Читать «Искусство провокации. Как толкали на преступления, пьянствовали и оправдывали разврат в Британии эпохи Возрождения» онлайн - страница 5

Рут Гудман

К счастью для нас, не существует золотого века, в котором все жили в мире и гармонии, нет эпохи, где манеры были идеальны. Речь никогда не была свободна от сквернословия, а одежда всегда была сексуально провоцирующей. Рассматривая выходки пьяных крестьян в пивнушках и хулиганствующих аристократов в тавернах, прислушиваясь к оскорблениям, которыми бросаются на улицах, мы получим более объемную, полную картину британского Возрождения и, возможно, поймем, почему же эта эпоха оказалась такой особенной.

Глава первая. Оскорбительная речь

Любой, кто пытается выучить новый язык, знает, что грубые слова как-то особенно западают в память, даже когда вы не можете вспомнить, как заказать кофе с булочкой в кафе. Британия эпохи Возрождения говорила по-английски, но язык с тех пор пережил достаточно неуловимых изменений, чтобы стать не очень понятным для современных людей. Если мы хотим по-настоящему понять умы тюдоровской и стюартовской эпохи, нам понадобится определенное время, чтобы «настроиться» и раскодировать множество лингвистических причуд и сдвигов. Так что давайте начнем с самого простого – грубых слов.

«Какашка у тебя в зубах»

Какой замечательный способ начать! Эту фразу выкрикивали на улицах, чтобы шокировать и вызвать отвращение. Как вы могли не отшатнуться, если бы кто-нибудь выкрикнул вам такое прямо в лицо? Причем на английском фраза еще и звучит так, что ее лучше всего произносить громко, гневно, даже брызгая слюной: «A turd in your teeth!» Это оскорбительная речь в самой сырой, приземленной, агрессивной и публичной форме. Можно, конечно, было начать с чего-нибудь намного более узнаваемого – и намного менее реального.

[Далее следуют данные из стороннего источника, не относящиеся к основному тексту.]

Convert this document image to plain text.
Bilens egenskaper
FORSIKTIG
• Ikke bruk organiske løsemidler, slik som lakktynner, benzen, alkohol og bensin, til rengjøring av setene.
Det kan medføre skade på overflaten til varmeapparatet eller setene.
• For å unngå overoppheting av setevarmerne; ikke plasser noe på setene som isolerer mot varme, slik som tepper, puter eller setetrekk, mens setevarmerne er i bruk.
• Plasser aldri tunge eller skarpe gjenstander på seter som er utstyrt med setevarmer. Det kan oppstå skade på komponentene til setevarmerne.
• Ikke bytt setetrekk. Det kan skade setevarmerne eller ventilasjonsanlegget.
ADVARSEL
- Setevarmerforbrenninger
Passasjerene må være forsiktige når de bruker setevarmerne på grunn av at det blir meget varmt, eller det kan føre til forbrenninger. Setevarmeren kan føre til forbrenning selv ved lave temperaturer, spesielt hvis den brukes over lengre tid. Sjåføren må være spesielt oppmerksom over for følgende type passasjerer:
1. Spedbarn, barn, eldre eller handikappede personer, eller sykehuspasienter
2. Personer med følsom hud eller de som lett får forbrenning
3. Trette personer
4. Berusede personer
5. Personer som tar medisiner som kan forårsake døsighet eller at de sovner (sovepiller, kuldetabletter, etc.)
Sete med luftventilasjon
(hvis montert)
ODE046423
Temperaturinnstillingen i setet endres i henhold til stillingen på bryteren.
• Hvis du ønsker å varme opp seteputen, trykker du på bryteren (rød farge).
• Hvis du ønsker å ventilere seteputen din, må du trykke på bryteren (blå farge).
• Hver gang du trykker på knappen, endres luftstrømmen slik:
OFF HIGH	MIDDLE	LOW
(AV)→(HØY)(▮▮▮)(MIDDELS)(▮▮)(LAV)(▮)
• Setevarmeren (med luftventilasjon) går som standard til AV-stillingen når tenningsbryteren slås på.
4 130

Многие из вас знакомы с остроумным, изобретательным языком оскорблений и шутливых ответов у Шекспира и других писателей эпохи Возрождения. Возьмите, например, «Генриха IV», часть первую, и увидите, что буквально в одной сцене Фальстаф называет своего друга Бардольфа «беспрерывным факельным шествием, вечным фейерверком», потому что у того красный нос, и разглагольствует на эту тему еще минут десять. Потом он ругает хозяйку дома, заявив, что «честности в тебе не больше, чем сока в сушеном черносливе», и сравнив ее с выдрой, которая ни рыба ни мясо, потом называет принца «болваном» за глаза и «рычащим львенком» в лицо. Всю эту красоту он перемежает ругательствами вроде «’s blood» и «God-a-mercy!» Но есть во всем этом что-то совершенно не угрожающее и комичное. Это всего лишь бахвальство, и только самые религиозные или лишенные всякого чувства юмора люди, как современники Шекспира, так и наши, по-настоящему оскорбятся.